Dust storms can make for beautiful sunsets. This was taken from our campsite in Bullhead City, Arizona.

This morning was confusing. When I got up the wind was blowing and Dave was awake but still in bed. So, I was surprised that he got frustrated that I was not getting ready to depart. When I asked how I was supposed to know we were leaving he admitted he didn’t know. He’d told me the day before he wanted to go but he also said the wind was not supposed to be as strong and that’s what has kept us here. So we packed up and left about 10:30.

And went all the way to the corner. For fuel. Once again we are buying Arizona fuel before crossing back into California. It’s hot and humid from my morning shower in the RV but I don’t want to open windows while I wait for Dave to get fuel because it’s dusty enough in here. 

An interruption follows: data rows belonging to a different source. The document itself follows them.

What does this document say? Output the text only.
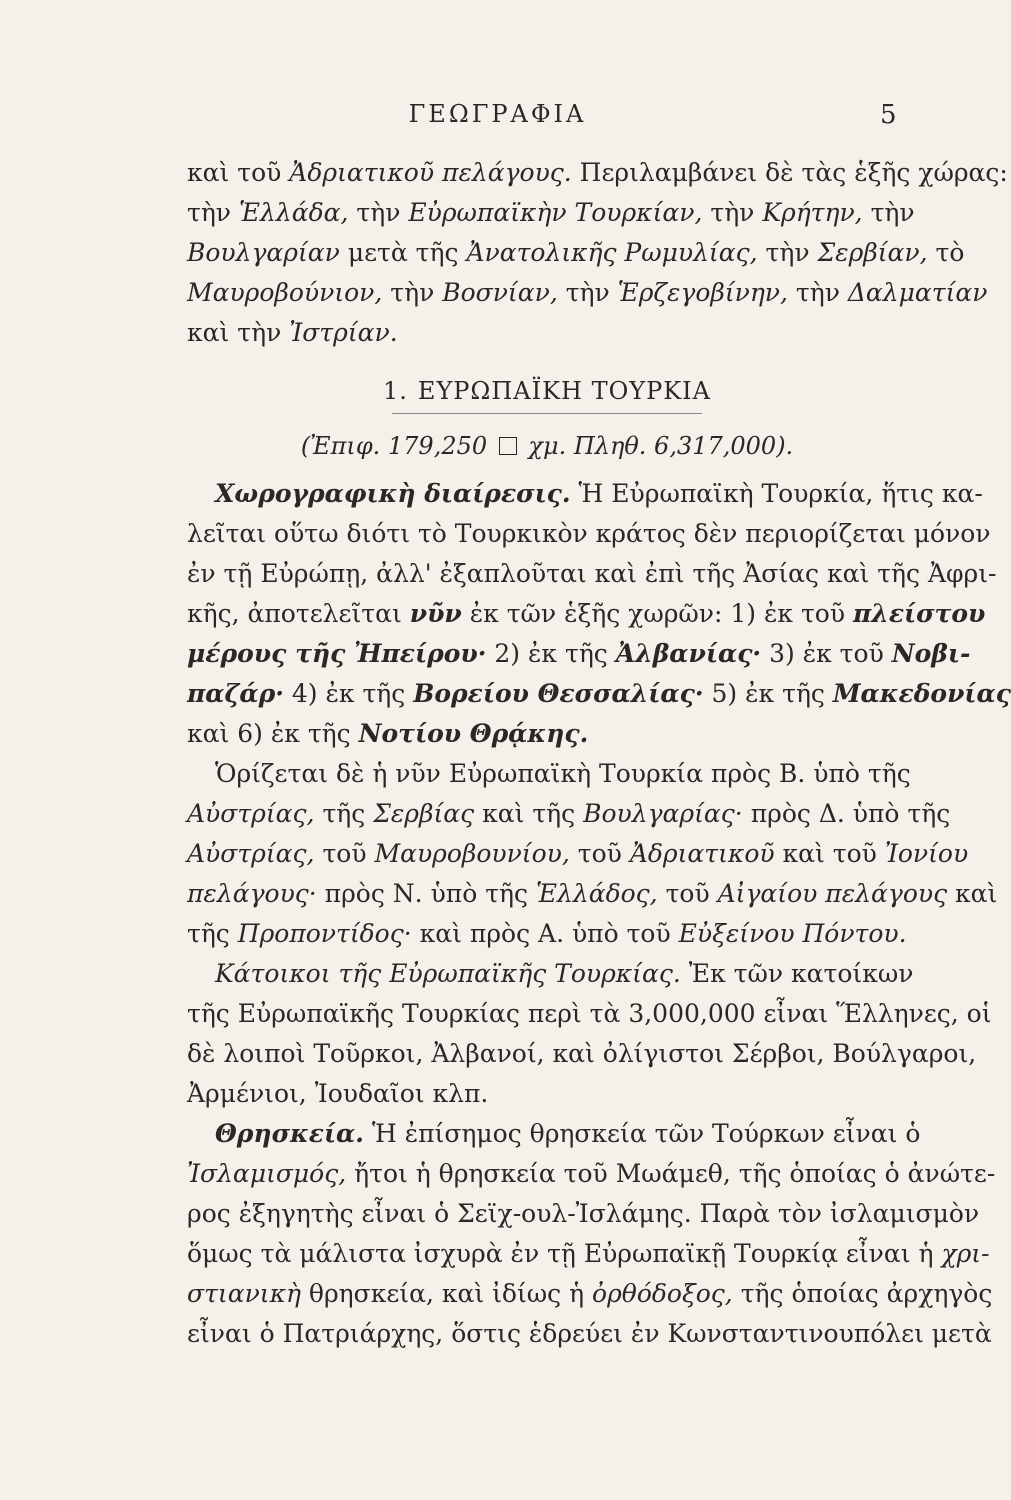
ΓΕΩΓΡΑΦΙΑ	5
καὶ τοῦ Ἀδριατικοῦ πελάγους. Περιλαμβάνει δὲ τὰς ἑξῆς χώρας:
τὴν Ἑλλάδα, τὴν Εὐρωπαϊκὴν Τουρκίαν, τὴν Κρήτην, τὴν
Βουλγαρίαν μετὰ τῆς Ἀνατολικῆς Ρωμυλίας, τὴν Σερβίαν, τὸ
Μαυροβούνιον, τὴν Βοσνίαν, τὴν Ἑρζεγοβίνην, τὴν Δαλματίαν
καὶ τὴν Ἰστρίαν.
1. ΕΥΡΩΠΑΪΚΗ ΤΟΥΡΚΙΑ
(Ἐπιφ. 179,250 χμ. Πληθ. 6,317,000).
Χωρογραφικὴ διαίρεσις. Ἡ Εὐρωπαϊκὴ Τουρκία, ἥτις κα-
λεῖται οὕτω διότι τὸ Τουρκικὸν κράτος δὲν περιορίζεται μόνον
ἐν τῇ Εὐρώπῃ, ἀλλ' ἐξαπλοῦται καὶ ἐπὶ τῆς Ἀσίας καὶ τῆς Ἀφρι-
κῆς, ἀποτελεῖται νῦν ἐκ τῶν ἑξῆς χωρῶν: 1) ἐκ τοῦ πλείστου
μέρους τῆς Ἠπείρου· 2) ἐκ τῆς Ἀλβανίας· 3) ἐκ τοῦ Νοβι-
παζάρ· 4) ἐκ τῆς Βορείου Θεσσαλίας· 5) ἐκ τῆς Μακεδονίας
καὶ 6) ἐκ τῆς Νοτίου Θρᾴκης.
Ὁρίζεται δὲ ἡ νῦν Εὐρωπαϊκὴ Τουρκία πρὸς Β. ὑπὸ τῆς
Αὐστρίας, τῆς Σερβίας καὶ τῆς Βουλγαρίας· πρὸς Δ. ὑπὸ τῆς
Αὐστρίας, τοῦ Μαυροβουνίου, τοῦ Ἀδριατικοῦ καὶ τοῦ Ἰονίου
πελάγους· πρὸς Ν. ὑπὸ τῆς Ἑλλάδος, τοῦ Αἰγαίου πελάγους καὶ
τῆς Προποντίδος· καὶ πρὸς Α. ὑπὸ τοῦ Εὐξείνου Πόντου.
Κάτοικοι τῆς Εὐρωπαϊκῆς Τουρκίας. Ἐκ τῶν κατοίκων
τῆς Εὐρωπαϊκῆς Τουρκίας περὶ τὰ 3,000,000 εἶναι Ἕλληνες, οἱ
δὲ λοιποὶ Τοῦρκοι, Ἀλβανοί, καὶ ὀλίγιστοι Σέρβοι, Βούλγαροι,
Ἀρμένιοι, Ἰουδαῖοι κλπ.
Θρησκεία. Ἡ ἐπίσημος θρησκεία τῶν Τούρκων εἶναι ὁ
Ἰσλαμισμός, ἤτοι ἡ θρησκεία τοῦ Μωάμεθ, τῆς ὁποίας ὁ ἀνώτε-
ρος ἐξηγητὴς εἶναι ὁ Σεϊχ-ουλ-Ἰσλάμης. Παρὰ τὸν ἰσλαμισμὸν
ὅμως τὰ μάλιστα ἰσχυρὰ ἐν τῇ Εὐρωπαϊκῇ Τουρκίᾳ εἶναι ἡ χρι-
στιανικὴ θρησκεία, καὶ ἰδίως ἡ ὀρθόδοξος, τῆς ὁποίας ἀρχηγὸς
εἶναι ὁ Πατριάρχης, ὅστις ἑδρεύει ἐν Κωνσταντινουπόλει μετὰ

Finally, on the road again. We both have the urge to backtrack, Dave to see some bridges we missed and me to photograph a motel but we agree we need to be moving forward so we head back to Needles, California, and right on through it following the roads Dave has listed after studying the route.

For a ways anyway. When we get to the left turn at Mountain Spring Road we see this:

We decided not to turn there. Instead we continued down Goff Road which had Route 66 signs along it assuring us we made the right decision.

We are now driving, once again, on the National Trails Highway, a tribute to the old trails that the newer roads followed. Alongside us is a dike that channels the water to specific crossings. The local teens have developed a low impact form of graffiti here.

We stopped for lunch in Amboy, California, at Roy’s Motel and Cafe. In spite of the big signs, though, they no longer serve food here so we went away hungry.

Amboy also has a volcanic crater you can walk around if you have about three hours available to do so. It’s weird driving through the desert occasionally seeing volcanic rock. We don’t think of the U.S. as having volcanoes outside of Hawaii even after the eruption of Mt St Helens.

We saw a double-track double-stack piggyback train meet which was a lot more fun to say than it was to watch.

In Ludlow, California, we found a gas station with a DQ where Route 66 crosses I-40. It was doing a booming business. Apparently we aren’t the only ones who need sustenance along this empty stretch of road.

This section of Route 66 is frontage road for the freeway but there is nothing alongside it so it is not maintained. The pavement is so rough Dave is driving with one wheel, and sometimes both, on the gravel shoulder. The fact that the gravel shoulder provides a smoother ride than the pavement should give you some idea of the number of cracks and holes in this road. Dave was driving 15 m.p.h. and still we were jerking around so much my seat belt engaged so I couldn’t lean forward. So, when we found another freeway entrance ramp at Hector Road, we abandoned Route 66 as I gave a huge sigh of relief. That stretch wore me out and I wasn’t even driving!

We were back on a better stretch of Route 66 pavement when we entered Newberry Springs, California, where we saw the Bagdad Cafe, another famous place no longer serving food.

Then we turned north headed for the Twin Lakes RV Park. Wow! No wind noise. No highway noise. Shade trees. Ponds. What a difference from the last few campgrounds.  If the ducks and geese here sleep well, I should, too.